Chrysler's Jim Press admits that the automaker not only has to make better cars, it has to make fewer of them
Recently, new Chrysler Vice-Chairman and President James Press and Chief Executive Officer Robert Nardelli were watching inventory pile up on dealer lots. They reckoned the company needed some big production cuts to get stock in line with slipping sales.
So they had a conference call with one of the company's overseers at Cerberus Capital Management—which bought 80% of Chrysler this year—and told the private equity firm that Chrysler needed to cut production by 82,000 cars in the last three months of the year. That 16% drop adds up to about $1 billion in lost cash flow.
It took a seven-minute call to get it done. "At other companies," says Press, formerly Toyota's (TM) No. 2 North American executive, "it's a couple of months' process and a couple of flights across the Pacific."
Unrealistic Sales Expectations
Press's tale shows how tight a grip Cerberus has on Chrysler, but it also reveals that the private equity owner is willing to endure short-term losses while Chrysler's new management team works to restructure the company. It's just that sort of long-range thinking that Cerberus Chairman John Snow promised when announcing the acquisition in May.
Cutting production may seem like part of the basic nuts and bolts of running a carmaker, but it lies at the heart of what has been wrong with Chrysler and the U.S. car business. Up until recently, Chrysler's strategy was to go to market with unrealistic sales expectations, given the quality of its cars and weakness of its brands.
When sales fell short of projections, the company would keep building the cars and trucks, cajoling dealers to take them and find a way to sell them. If they couldn't, bigger rebates or unprofitable sales to rental fleets would follow. That build-and-they-will-buy mentality drove Chrysler's prices down and sent the company reeling into the red.
Producing to Demand
Says Press, who spoke to reporters in Las Vegas, where the company was meeting with its dealers, "Why would we keep building cars people don't want?" Now, he says, Chrysler is trying to retool the company so that its factories run closer to real sales.
That's what the Japanese automakers do. Toyota and Honda (HMC) have managed to build a string of factories that produce roughly what the car buying public demands. That means they can sell with lower rebates and fewer deals to auto rental fleets, and they get better prices for their cars.
Chrysler may have to keep using short-term production cuts while the company scrambles to design hotter models and engineer factories that can adjust to demand for different types of vehicles. The automaker's factories aren't yet flexible enough to build several different types of vehicles, cranking up production of one when another has slack sales. "They will probably have to right-size production," says Michael Robinet, vice-president of CSM Worldwide, an automotive consulting firm in Northville, Mich.

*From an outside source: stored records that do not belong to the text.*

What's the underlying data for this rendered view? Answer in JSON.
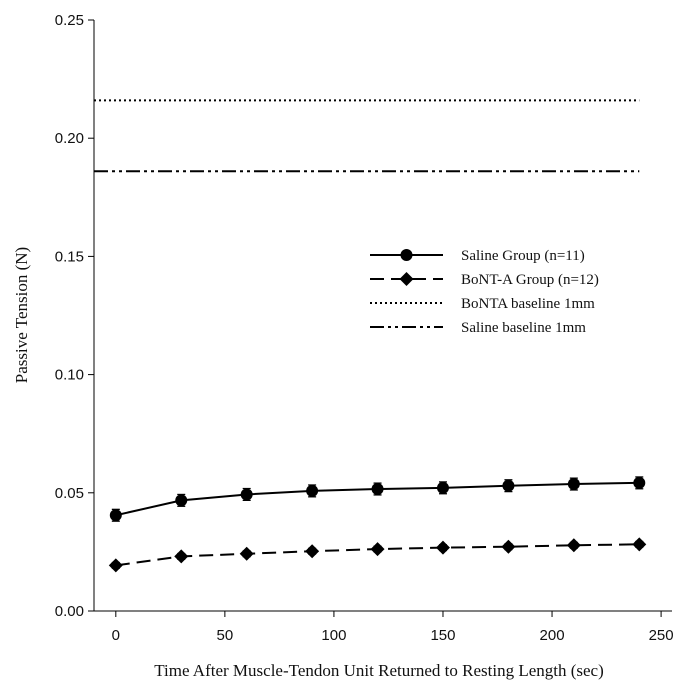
{
  "chart_data": {
    "type": "line",
    "xlabel": "Time After Muscle-Tendon Unit Returned to Resting Length (sec)",
    "ylabel": "Passive Tension (N)",
    "xlim": [
      -10,
      255
    ],
    "ylim": [
      0,
      0.25
    ],
    "xticks": [
      0,
      50,
      100,
      150,
      200,
      250
    ],
    "xtick_labels": [
      "0",
      "50",
      "100",
      "150",
      "200",
      "250"
    ],
    "yticks": [
      0,
      0.05,
      0.1,
      0.15,
      0.2,
      0.25
    ],
    "ytick_labels": [
      "0.00",
      "0.05",
      "0.10",
      "0.15",
      "0.20",
      "0.25"
    ],
    "grid": false,
    "legend_position": "center-right",
    "x": [
      0,
      30,
      60,
      90,
      120,
      150,
      180,
      210,
      240
    ],
    "series": [
      {
        "name": "Saline Group (n=11)",
        "values": [
          0.0405,
          0.0468,
          0.0493,
          0.0508,
          0.0516,
          0.0521,
          0.053,
          0.0537,
          0.0542
        ],
        "error": [
          0.0025,
          0.0025,
          0.0025,
          0.0025,
          0.0025,
          0.0025,
          0.0025,
          0.0025,
          0.0025
        ],
        "line_style": "solid",
        "marker": "circle"
      },
      {
        "name": "BoNT-A Group (n=12)",
        "values": [
          0.0193,
          0.0231,
          0.0242,
          0.0253,
          0.0262,
          0.0268,
          0.0272,
          0.0278,
          0.0282
        ],
        "error": [
          0.0012,
          0.0012,
          0.0012,
          0.0012,
          0.0012,
          0.0012,
          0.0012,
          0.0012,
          0.0012
        ],
        "line_style": "dashed",
        "marker": "diamond"
      },
      {
        "name": "BoNTA baseline 1mm",
        "constant": 0.216,
        "x_range": [
          -10,
          240
        ],
        "line_style": "dotted",
        "marker": "none"
      },
      {
        "name": "Saline baseline 1mm",
        "constant": 0.186,
        "x_range": [
          -10,
          240
        ],
        "line_style": "dash-dot-dot",
        "marker": "none"
      }
    ],
    "colors": {
      "line": "#000000",
      "background": "#ffffff"
    }
  }
}
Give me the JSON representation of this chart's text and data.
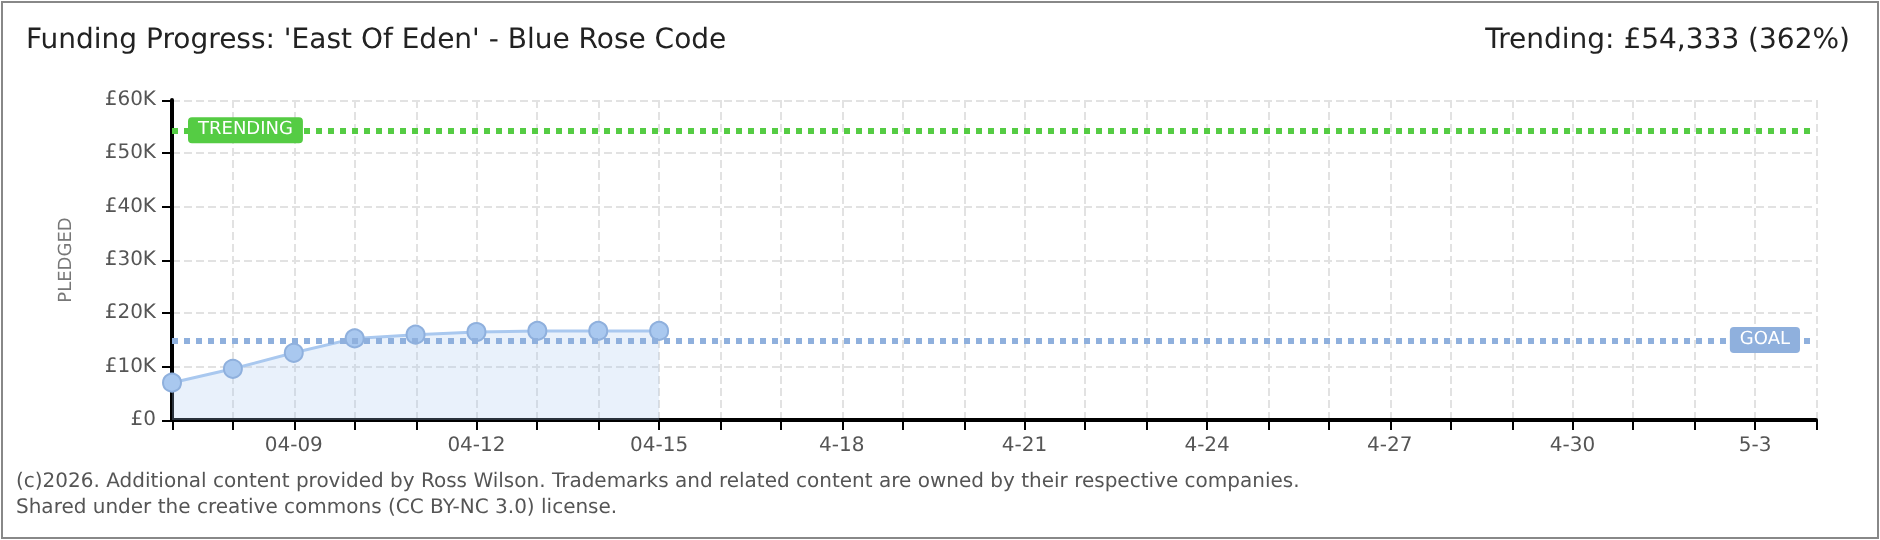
{
  "chart_data": {
    "type": "area",
    "title": "Funding Progress: 'East Of Eden' - Blue Rose Code",
    "subtitle": "Trending: £54,333 (362%)",
    "ylabel": "PLEDGED",
    "categories": [
      null,
      null,
      "04-09",
      null,
      null,
      "04-12",
      null,
      null,
      "04-15",
      null,
      null,
      "4-18",
      null,
      null,
      "4-21",
      null,
      null,
      "4-24",
      null,
      null,
      "4-27",
      null,
      null,
      "4-30",
      null,
      null,
      "5-3",
      null
    ],
    "series": [
      {
        "color": "#a9c8ef",
        "values": [
          7000,
          9600,
          12600,
          15300,
          16000,
          16500,
          16700,
          16700,
          16700,
          null,
          null,
          null,
          null,
          null,
          null,
          null,
          null,
          null,
          null,
          null,
          null,
          null,
          null,
          null,
          null,
          null,
          null,
          null
        ]
      }
    ],
    "ylim": [
      0,
      60000
    ],
    "yticks": [
      {
        "value": 0,
        "label": "£0"
      },
      {
        "value": 10000,
        "label": "£10K"
      },
      {
        "value": 20000,
        "label": "£20K"
      },
      {
        "value": 30000,
        "label": "£30K"
      },
      {
        "value": 40000,
        "label": "£40K"
      },
      {
        "value": 50000,
        "label": "£50K"
      },
      {
        "value": 60000,
        "label": "£60K"
      }
    ],
    "ref_lines": [
      {
        "axis": "y",
        "value": 54333,
        "label": "TRENDING",
        "color": "#55cc44",
        "line_style": "dotted"
      },
      {
        "axis": "y",
        "value": 15000,
        "label": "GOAL",
        "color": "#8fb0dd",
        "line_style": "dotted"
      }
    ],
    "annotations": [
      "(c)2026. Additional content provided by Ross Wilson. Trademarks and related content are owned by their respective companies.",
      "Shared under the creative commons (CC BY-NC 3.0) license."
    ],
    "grid": true,
    "marker": "circle",
    "line_style": "solid"
  }
}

Press admits that having better cars is the final driver. And Chrysler still has a lot of work to do. Many Chrysler models, including the new Chrysler Sebring midsize car, sit on the lot for an average of three months before consumers buy up the inventory, according to Edmunds.com, which tracks car pricing and sales data. Some models, like the new four-door Jeep Wrangler, are hot sellers and dealers are actually short on inventory.
There, too, Press says, Cerberus is helping out. The owner has boosted Chrysler's capital spending up above $3 billion to give the company more new models and improve existing ones. That has enabled Chrysler to make some 200 changes to current and existing cars.
Among the big changes is sprucing up the cabins and dashboards of Chrysler's cars, say company executives. Even before Cerberus took over, Chrysler realized that the interiors of its cars lacked the posh feel and creature comforts of some key rivals. During its due diligence, Cerberus's consultants came to the same conclusion. So the company is spending more to make its cars feel richer.
In It for the Long Haul
These days, everything is being done under the watchful eyes of Press and Nardelli. The two executives are digging into fine details of future products, even ordering up changes to cars that are already on the market, Press says.
Press also knows that Chrysler sells too many vehicles under different names that are basically the same car. The Dodge Durango and Chrysler Aspen SUVs both come to mind. In the long run, he says, Chrysler will cull lookalikes that chase the same buyers and add more unique models.
Those kind of improvements are what Chrysler will need to do long-term to boost sales. The plan is to endure profit-sapping production cuts while Chrysler retools its factories to be more flexible to adjust to market demands. Meanwhile, the company must race to build better cars.
"There's no silver bullet," Press says. "Over time you get closer to what it took Toyota 25 to 30 years to build." And over time, we'll see if Cerberus has that kind of patience.